WeNet中注意力重打分(attention rescoring decoding)()-其他
WeNet中注意力重打分(attention rescoring decoding)()
我们知道CTC是非自回归,而像transformer中解码是自回归的,所以transformer很大的一个缺陷就是解码速度慢。
在最近几年CTC和注意力机制联合训练得到的性能效果得到极大的提升,在训练过程中主要的操作就是将encoder的输出分别作为decoder的输入和CTC的输入,
通过两种不同的解码方式得到两个不同的损失函数,然后根据不同的权重大小将两个损失相加得到模型整体的损失函数,从而进行反向传播梯度更新参数。比如:
Loss = 0.3*lossctc + 0.6*lossattn
另外在这种联合训练的思想进一步发展,decoder在解码时标签输入可能语言模型这种强化作用,但是在打分过程中不存在这样的输入,所以WeNet中引用的这种重打分机制感觉就特别牛,
他的操作过程是encoder端的输出经过CTC prefix beam search,得到n个最好的结果,然后将这n个最好的结果作为decoder的标签输入,这样就完美解决了在打分阶段decoder端没有先验知识的问题。
当然在这里需要CTC得到的结果越好对最终的打分结果更好,这个_ctc_prefix_beam_search也是非常有意思的,他的搜索方法很有意思。
代码如下:
def _ctc_prefix_beam_search(
self,
speech: torch.Tensor,
speech_lengths: torch.Tensor,
beam_size: int,
decoding_chunk_size: int = -1,
num_decoding_left_chunks: int = -1,
simulate_streaming: bool = False,
) -> Tuple[List[List[int]], torch.Tensor]:
""" CTC prefix beam search inner implementation
Args:
speech (torch.Tensor): (batch, max_len, feat_dim)
speech_length (torch.Tensor): (batch, )
beam_size (int): beam size for beam search
decoding_chunk_size (int): decoding chunk for dynamic chunk
trained model.
<0: for decoding, use full chunk.
>0: for decoding, use fixed chunk size as set.
0: used for training, it's prohibited here
simulate_streaming (bool): whether do encoder forward in a
streaming fashion
Returns:
List[List[int]]: nbest results
torch.Tensor: encoder output, (1, max_len, encoder_dim),
it will be used for rescoring in attention rescoring mode
"""
assert speech.shape[0] == speech_lengths.shape[0]

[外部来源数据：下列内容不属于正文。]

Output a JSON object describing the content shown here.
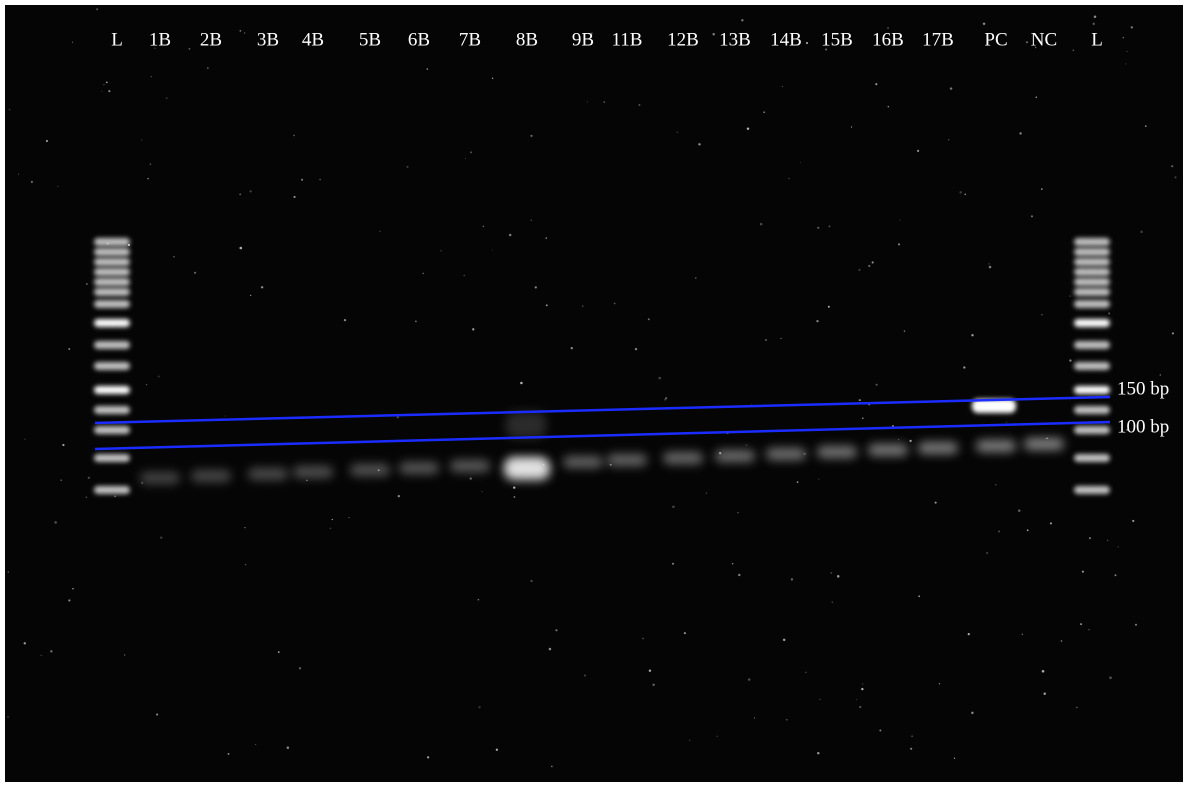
{
  "lanes": [
    "L",
    "1B",
    "2B",
    "3B",
    "4B",
    "5B",
    "6B",
    "7B",
    "8B",
    "9B",
    "11B",
    "12B",
    "13B",
    "14B",
    "15B",
    "16B",
    "17B",
    "PC",
    "NC",
    "L"
  ],
  "markers": [
    "150 bp",
    "100 bp"
  ]
}
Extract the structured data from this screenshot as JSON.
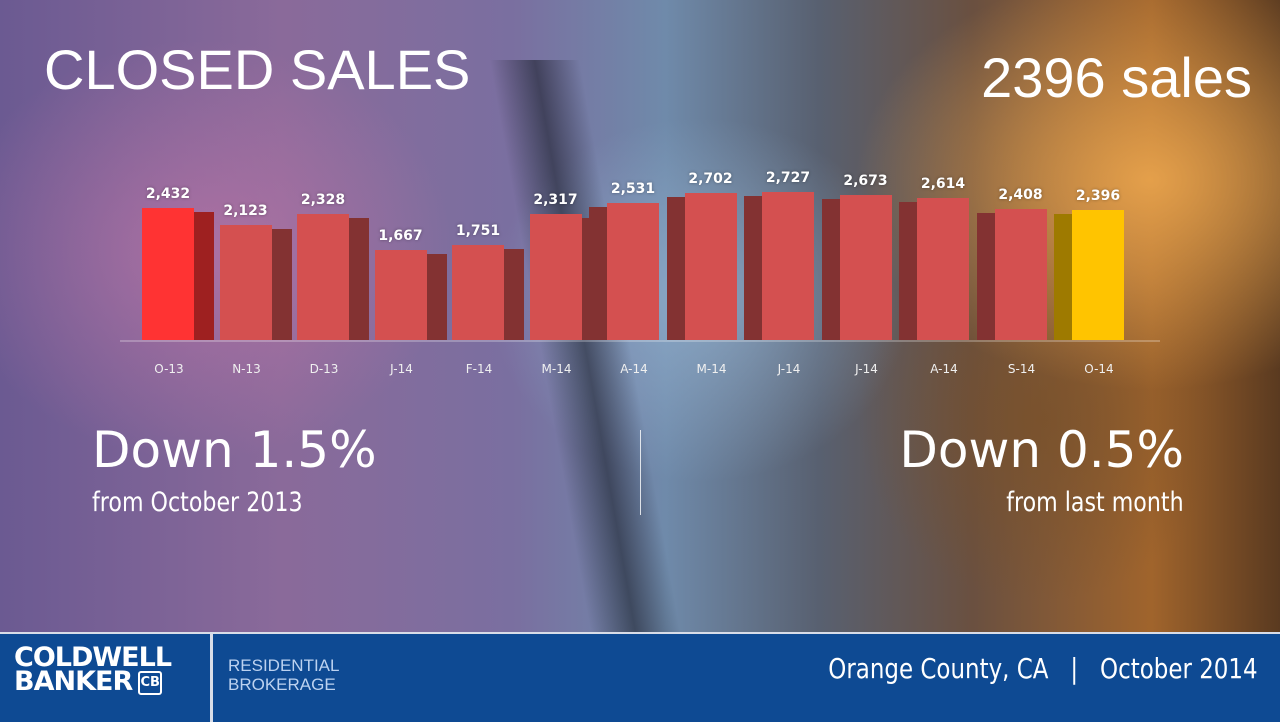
{
  "header": {
    "title": "CLOSED SALES",
    "headline_value": "2396 sales"
  },
  "chart_data": {
    "type": "bar",
    "title": "CLOSED SALES",
    "xlabel": "",
    "ylabel": "",
    "ylim": [
      0,
      3000
    ],
    "grid": false,
    "legend": null,
    "categories": [
      "O-13",
      "N-13",
      "D-13",
      "J-14",
      "F-14",
      "M-14",
      "A-14",
      "M-14",
      "J-14",
      "J-14",
      "A-14",
      "S-14",
      "O-14"
    ],
    "values": [
      2432,
      2123,
      2328,
      1667,
      1751,
      2317,
      2531,
      2702,
      2727,
      2673,
      2614,
      2408,
      2396
    ],
    "value_labels": [
      "2,432",
      "2,123",
      "2,328",
      "1,667",
      "1,751",
      "2,317",
      "2,531",
      "2,702",
      "2,727",
      "2,673",
      "2,614",
      "2,408",
      "2,396"
    ],
    "highlight": {
      "first_bar_color": "#ff3333",
      "last_bar_color": "#ffc400",
      "default_bar_color": "#d45050"
    }
  },
  "stats": {
    "yoy": {
      "headline": "Down 1.5%",
      "caption": "from October 2013"
    },
    "mom": {
      "headline": "Down 0.5%",
      "caption": "from last month"
    }
  },
  "footer": {
    "brand_line1": "COLDWELL",
    "brand_line2": "BANKER",
    "brand_mark": "CB",
    "division_line1": "RESIDENTIAL",
    "division_line2": "BROKERAGE",
    "location_date": "Orange County, CA   |   October 2014"
  },
  "colors": {
    "footer_bg": "#0e4a93",
    "bar_default": "#d45050",
    "bar_first": "#ff3333",
    "bar_last": "#ffc400"
  }
}
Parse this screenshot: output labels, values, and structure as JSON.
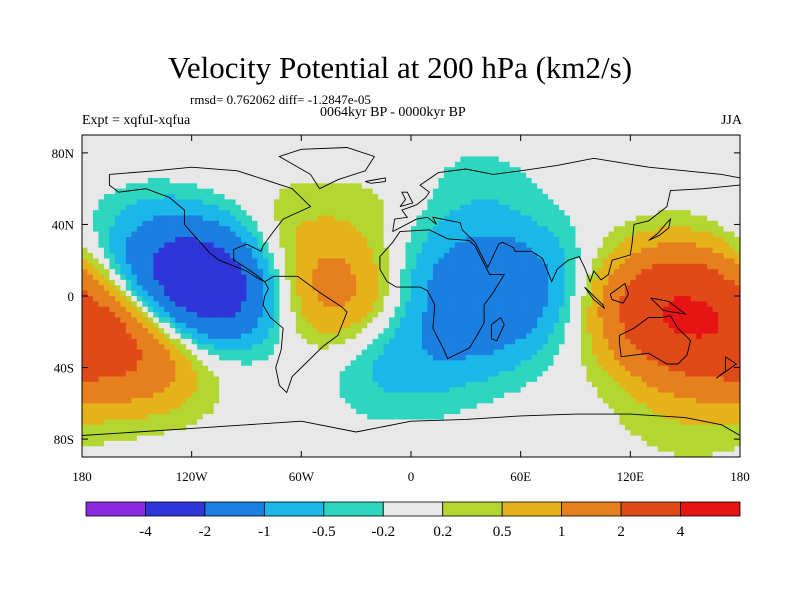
{
  "chart_data": {
    "type": "heatmap",
    "title": "Velocity Potential at 200 hPa (km2/s)",
    "stats_text": "rmsd= 0.762062 diff= -1.2847e-05",
    "experiment_text": "Expt = xqfuI-xqfua",
    "period_text": "0064kyr BP - 0000kyr BP",
    "season_text": "JJA",
    "x_ticks": [
      "180",
      "120W",
      "60W",
      "0",
      "60E",
      "120E",
      "180"
    ],
    "x_tick_values": [
      -180,
      -120,
      -60,
      0,
      60,
      120,
      180
    ],
    "y_ticks": [
      "80N",
      "40N",
      "0",
      "40S",
      "80S"
    ],
    "y_tick_values": [
      80,
      40,
      0,
      -40,
      -80
    ],
    "xlim": [
      -180,
      180
    ],
    "ylim": [
      -90,
      90
    ],
    "colorbar": {
      "labels": [
        "-4",
        "-2",
        "-1",
        "-0.5",
        "-0.2",
        "0.2",
        "0.5",
        "1",
        "2",
        "4"
      ],
      "bounds": [
        -4,
        -2,
        -1,
        -0.5,
        -0.2,
        0.2,
        0.5,
        1,
        2,
        4
      ],
      "colors": [
        "#8a2be2",
        "#2f35d8",
        "#1a7fe0",
        "#1ab8e8",
        "#2ed6c0",
        "#e8e8e8",
        "#b4d632",
        "#e6b21a",
        "#e6801e",
        "#e04a18",
        "#e61414"
      ]
    },
    "anomalies": [
      {
        "lon": -110,
        "lat": 2,
        "value": -3.0
      },
      {
        "lon": -132,
        "lat": 25,
        "value": -1.2
      },
      {
        "lon": 55,
        "lat": 8,
        "value": -1.2
      },
      {
        "lon": 35,
        "lat": -15,
        "value": -0.9
      },
      {
        "lon": 10,
        "lat": 20,
        "value": -0.6
      },
      {
        "lon": -8,
        "lat": -35,
        "value": -0.7
      },
      {
        "lon": 30,
        "lat": 55,
        "value": -0.4
      },
      {
        "lon": -165,
        "lat": -25,
        "value": 1.8
      },
      {
        "lon": -140,
        "lat": -35,
        "value": 0.8
      },
      {
        "lon": 145,
        "lat": -5,
        "value": 3.4
      },
      {
        "lon": 155,
        "lat": -28,
        "value": 1.0
      },
      {
        "lon": -40,
        "lat": 0,
        "value": 1.3
      },
      {
        "lon": -68,
        "lat": 25,
        "value": 0.55
      },
      {
        "lon": -5,
        "lat": 45,
        "value": 0.4
      },
      {
        "lon": -100,
        "lat": 75,
        "value": 0.15
      },
      {
        "lon": 150,
        "lat": -70,
        "value": 0.25
      }
    ]
  }
}
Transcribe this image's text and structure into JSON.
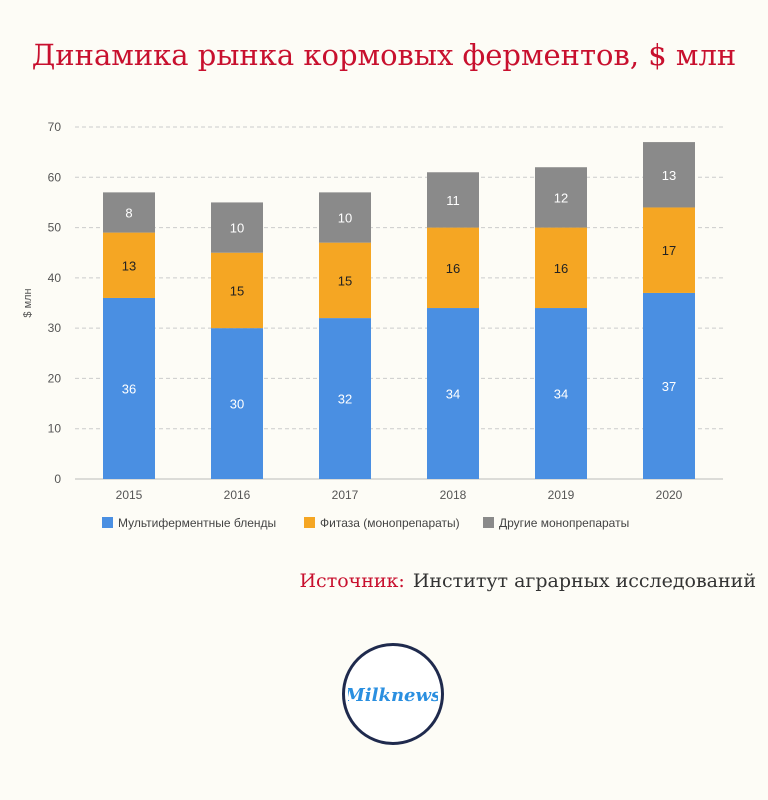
{
  "title": "Динамика рынка кормовых ферментов, $ млн",
  "source": {
    "label": "Источник:",
    "value": "Институт аграрных исследований"
  },
  "logo": {
    "text": "Milknews"
  },
  "colors": {
    "multi": "#4a8fe2",
    "phytase": "#f5a623",
    "other": "#8a8a8a",
    "title": "#c8102e"
  },
  "chart_data": {
    "type": "bar",
    "stacked": true,
    "categories": [
      "2015",
      "2016",
      "2017",
      "2018",
      "2019",
      "2020"
    ],
    "series": [
      {
        "name": "Мультиферментные бленды",
        "values": [
          36,
          30,
          32,
          34,
          34,
          37
        ],
        "color": "#4a8fe2"
      },
      {
        "name": "Фитаза (монопрепараты)",
        "values": [
          13,
          15,
          15,
          16,
          16,
          17
        ],
        "color": "#f5a623"
      },
      {
        "name": "Другие монопрепараты",
        "values": [
          8,
          10,
          10,
          11,
          12,
          13
        ],
        "color": "#8a8a8a"
      }
    ],
    "xlabel": "",
    "ylabel": "$ млн",
    "ylim": [
      0,
      70
    ],
    "yticks": [
      0,
      10,
      20,
      30,
      40,
      50,
      60,
      70
    ],
    "grid": true,
    "legend": "bottom"
  }
}
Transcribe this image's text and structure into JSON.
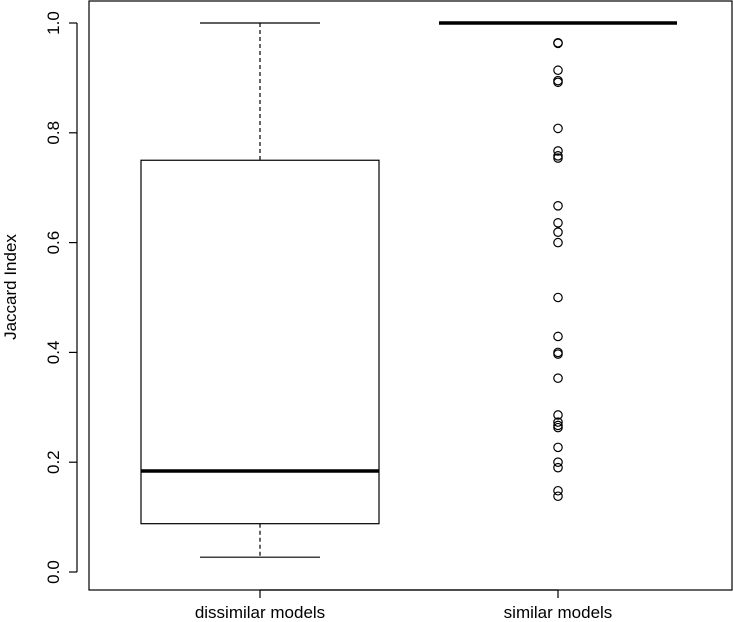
{
  "chart_data": {
    "type": "boxplot",
    "title": "",
    "xlabel": "",
    "ylabel": "Jaccard Index",
    "ylim": [
      0.0,
      1.0
    ],
    "yticks": [
      "0.0",
      "0.2",
      "0.4",
      "0.6",
      "0.8",
      "1.0"
    ],
    "categories": [
      "dissimilar models",
      "similar models"
    ],
    "boxes": [
      {
        "name": "dissimilar models",
        "whisker_low": 0.027,
        "q1": 0.088,
        "median": 0.184,
        "q3": 0.75,
        "whisker_high": 1.0,
        "outliers": []
      },
      {
        "name": "similar models",
        "whisker_low": 1.0,
        "q1": 1.0,
        "median": 1.0,
        "q3": 1.0,
        "whisker_high": 1.0,
        "outliers": [
          0.964,
          0.963,
          0.914,
          0.895,
          0.892,
          0.808,
          0.767,
          0.758,
          0.754,
          0.667,
          0.636,
          0.619,
          0.6,
          0.5,
          0.429,
          0.4,
          0.397,
          0.353,
          0.286,
          0.273,
          0.267,
          0.263,
          0.227,
          0.2,
          0.19,
          0.148,
          0.138
        ]
      }
    ],
    "grid": false,
    "legend": "none"
  }
}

assert decoding_chunk_size != 0
batch_size = speech.shape[0]
# For CTC prefix beam search, we only support batch_size=1
assert batch_size == 1
# Let's assume B = batch_size and N = beam_size
# 1. Encoder forward and get CTC score
encoder_out, encoder_mask = self._forward_encoder(
speech, speech_lengths, decoding_chunk_size,
num_decoding_left_chunks,
simulate_streaming) # (B, maxlen, encoder_dim)
maxlen = encoder_out.size(1)
ctc_probs = self.ctc.log_softmax(
encoder_out) # (1, maxlen, vocab_size)
ctc_probs = ctc_probs.squeeze(0)
# cur_hyps: (prefix, (blank_ending_score, none_blank_ending_score))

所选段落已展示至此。